At the time of injection, Case was a 37-year-old self-employed cable worker (heavy manual labor) with a 6-year history of recalcitrant bilateral Carpal Tunnel Syndrome, exacerbated 6 months prior to his first visit with us. He wore night splints for 6 months but became less effective. He also tried chiropractic treatment without success.
We did a triple-blind study (neither Dr. A, nor the patient, nor Dr. Savage, who did the EMG/NCS) knew which treatment Case received in which carpal tunnel. One side got PRP around the nerve and another got Normal Saline. He did nerve and tendon glides post-injection. We followed him with the Boston Carpal Tunnel Questionnaire (a clinical outcomes measure), Ultrasound (for the anatomy of the nerve), and EMG/NCS (measures nerve function) out to one year.

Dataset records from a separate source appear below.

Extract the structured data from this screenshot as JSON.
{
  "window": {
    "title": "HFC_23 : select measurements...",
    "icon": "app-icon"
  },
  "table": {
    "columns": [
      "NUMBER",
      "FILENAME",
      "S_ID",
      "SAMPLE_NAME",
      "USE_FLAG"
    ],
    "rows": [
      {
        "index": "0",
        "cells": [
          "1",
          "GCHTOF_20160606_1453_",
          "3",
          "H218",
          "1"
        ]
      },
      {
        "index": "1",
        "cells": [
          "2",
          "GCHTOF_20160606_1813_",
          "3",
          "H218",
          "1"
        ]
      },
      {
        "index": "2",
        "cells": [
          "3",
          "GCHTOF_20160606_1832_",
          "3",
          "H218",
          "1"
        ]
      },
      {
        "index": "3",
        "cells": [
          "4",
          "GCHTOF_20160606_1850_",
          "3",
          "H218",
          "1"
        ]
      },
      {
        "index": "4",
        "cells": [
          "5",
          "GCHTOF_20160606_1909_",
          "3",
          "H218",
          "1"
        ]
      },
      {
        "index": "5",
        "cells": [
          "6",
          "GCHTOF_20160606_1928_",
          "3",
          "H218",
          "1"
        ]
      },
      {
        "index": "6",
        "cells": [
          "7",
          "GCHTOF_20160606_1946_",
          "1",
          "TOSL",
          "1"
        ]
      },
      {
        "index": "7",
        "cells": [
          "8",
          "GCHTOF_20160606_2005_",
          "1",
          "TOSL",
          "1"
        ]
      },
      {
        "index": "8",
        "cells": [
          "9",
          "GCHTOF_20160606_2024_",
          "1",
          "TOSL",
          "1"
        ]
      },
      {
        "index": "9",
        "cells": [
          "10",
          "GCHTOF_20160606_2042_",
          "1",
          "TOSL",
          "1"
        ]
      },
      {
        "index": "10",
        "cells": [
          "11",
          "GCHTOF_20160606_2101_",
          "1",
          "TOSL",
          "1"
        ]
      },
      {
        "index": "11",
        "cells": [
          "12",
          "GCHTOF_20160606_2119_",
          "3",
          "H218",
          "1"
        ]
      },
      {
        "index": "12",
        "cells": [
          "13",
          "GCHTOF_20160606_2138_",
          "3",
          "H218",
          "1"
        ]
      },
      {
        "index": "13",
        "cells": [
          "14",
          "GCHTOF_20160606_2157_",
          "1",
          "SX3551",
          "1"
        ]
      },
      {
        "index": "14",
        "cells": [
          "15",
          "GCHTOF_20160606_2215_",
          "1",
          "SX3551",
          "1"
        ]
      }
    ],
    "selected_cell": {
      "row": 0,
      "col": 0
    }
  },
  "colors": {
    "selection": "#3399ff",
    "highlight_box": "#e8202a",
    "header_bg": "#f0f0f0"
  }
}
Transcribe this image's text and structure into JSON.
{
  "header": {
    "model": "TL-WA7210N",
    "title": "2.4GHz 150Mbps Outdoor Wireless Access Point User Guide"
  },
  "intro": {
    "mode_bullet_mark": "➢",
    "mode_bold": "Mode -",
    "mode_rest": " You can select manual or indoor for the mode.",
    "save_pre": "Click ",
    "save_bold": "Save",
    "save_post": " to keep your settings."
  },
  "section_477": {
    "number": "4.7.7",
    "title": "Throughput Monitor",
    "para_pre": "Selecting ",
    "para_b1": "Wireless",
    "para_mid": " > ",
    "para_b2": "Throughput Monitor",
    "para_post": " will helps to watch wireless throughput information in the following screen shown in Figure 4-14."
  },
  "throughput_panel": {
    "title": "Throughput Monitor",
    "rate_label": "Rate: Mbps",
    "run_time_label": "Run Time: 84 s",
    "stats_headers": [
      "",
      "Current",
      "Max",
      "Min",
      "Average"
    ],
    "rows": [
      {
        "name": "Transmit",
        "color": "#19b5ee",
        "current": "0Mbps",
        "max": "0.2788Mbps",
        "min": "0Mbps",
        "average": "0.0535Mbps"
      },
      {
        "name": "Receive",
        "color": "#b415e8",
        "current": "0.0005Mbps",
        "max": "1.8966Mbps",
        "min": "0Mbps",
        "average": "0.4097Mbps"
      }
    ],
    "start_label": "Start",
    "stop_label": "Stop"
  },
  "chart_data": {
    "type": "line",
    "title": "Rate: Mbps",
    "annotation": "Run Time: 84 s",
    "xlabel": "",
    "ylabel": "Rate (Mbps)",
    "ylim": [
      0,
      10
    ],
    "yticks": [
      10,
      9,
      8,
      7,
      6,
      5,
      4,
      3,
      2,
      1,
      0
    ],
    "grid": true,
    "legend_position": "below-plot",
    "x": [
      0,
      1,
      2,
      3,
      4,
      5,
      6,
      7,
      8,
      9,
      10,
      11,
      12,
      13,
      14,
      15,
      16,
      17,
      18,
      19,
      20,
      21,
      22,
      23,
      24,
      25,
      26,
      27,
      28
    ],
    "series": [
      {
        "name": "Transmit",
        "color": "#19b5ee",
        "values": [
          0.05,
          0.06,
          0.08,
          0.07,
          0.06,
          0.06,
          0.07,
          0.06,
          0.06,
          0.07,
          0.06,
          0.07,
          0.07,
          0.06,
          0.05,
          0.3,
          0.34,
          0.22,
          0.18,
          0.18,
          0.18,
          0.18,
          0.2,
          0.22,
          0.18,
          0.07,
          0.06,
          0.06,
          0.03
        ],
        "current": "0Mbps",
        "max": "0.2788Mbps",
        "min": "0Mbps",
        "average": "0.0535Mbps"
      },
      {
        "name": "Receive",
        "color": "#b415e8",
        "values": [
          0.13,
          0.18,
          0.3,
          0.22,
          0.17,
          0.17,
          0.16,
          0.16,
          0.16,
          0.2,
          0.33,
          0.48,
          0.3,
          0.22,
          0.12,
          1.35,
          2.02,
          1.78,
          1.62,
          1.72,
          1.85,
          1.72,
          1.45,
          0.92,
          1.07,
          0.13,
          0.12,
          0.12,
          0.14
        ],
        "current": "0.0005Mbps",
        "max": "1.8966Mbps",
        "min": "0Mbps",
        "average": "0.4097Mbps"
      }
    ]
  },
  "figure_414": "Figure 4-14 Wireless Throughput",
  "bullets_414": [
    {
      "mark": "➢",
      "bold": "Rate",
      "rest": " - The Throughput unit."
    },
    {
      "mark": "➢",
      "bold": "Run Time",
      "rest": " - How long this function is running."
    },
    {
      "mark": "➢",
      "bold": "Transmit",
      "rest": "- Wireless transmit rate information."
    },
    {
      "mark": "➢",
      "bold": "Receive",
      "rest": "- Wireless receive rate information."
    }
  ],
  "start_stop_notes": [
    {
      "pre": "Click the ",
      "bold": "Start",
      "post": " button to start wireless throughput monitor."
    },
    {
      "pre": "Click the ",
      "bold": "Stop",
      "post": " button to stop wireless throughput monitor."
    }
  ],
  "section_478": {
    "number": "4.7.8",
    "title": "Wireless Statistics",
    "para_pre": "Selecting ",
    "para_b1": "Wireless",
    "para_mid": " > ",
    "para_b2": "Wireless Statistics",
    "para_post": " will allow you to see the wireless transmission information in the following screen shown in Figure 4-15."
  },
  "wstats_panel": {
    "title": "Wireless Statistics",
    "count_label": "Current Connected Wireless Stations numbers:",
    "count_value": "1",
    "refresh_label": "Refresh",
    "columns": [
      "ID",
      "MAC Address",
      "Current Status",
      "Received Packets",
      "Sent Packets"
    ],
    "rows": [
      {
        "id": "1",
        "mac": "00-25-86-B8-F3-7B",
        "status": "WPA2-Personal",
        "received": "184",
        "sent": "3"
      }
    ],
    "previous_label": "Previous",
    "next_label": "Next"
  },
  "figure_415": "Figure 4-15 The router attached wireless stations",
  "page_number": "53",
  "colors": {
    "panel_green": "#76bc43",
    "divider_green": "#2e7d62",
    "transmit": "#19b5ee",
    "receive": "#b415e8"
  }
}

At 6 months, we unblinded the study and found that the PRP side had almost no pain. We then injected the NS side with PRP and had a significant reduction in pain. By 12 months, the initial PRP side had absolutely no pain.
Symptom severity is a subset of the Boston Carpal Tunnel Questionnaire. The initial PRP side had almost no symptoms at 6 months and none at 12 months. The initial NS side (followed by PRP at 6 months) was approaching no symptoms 6 months after the PRP injection. Similar to the initial PRP side. More importantly, when compared to surgical outcomes, at 12 months, the initial PRP side had as good or better results than surgery!
Functional status had similar findings. There were only minimal symptoms by 12 months on both sides. This is better than the surgical outcomes.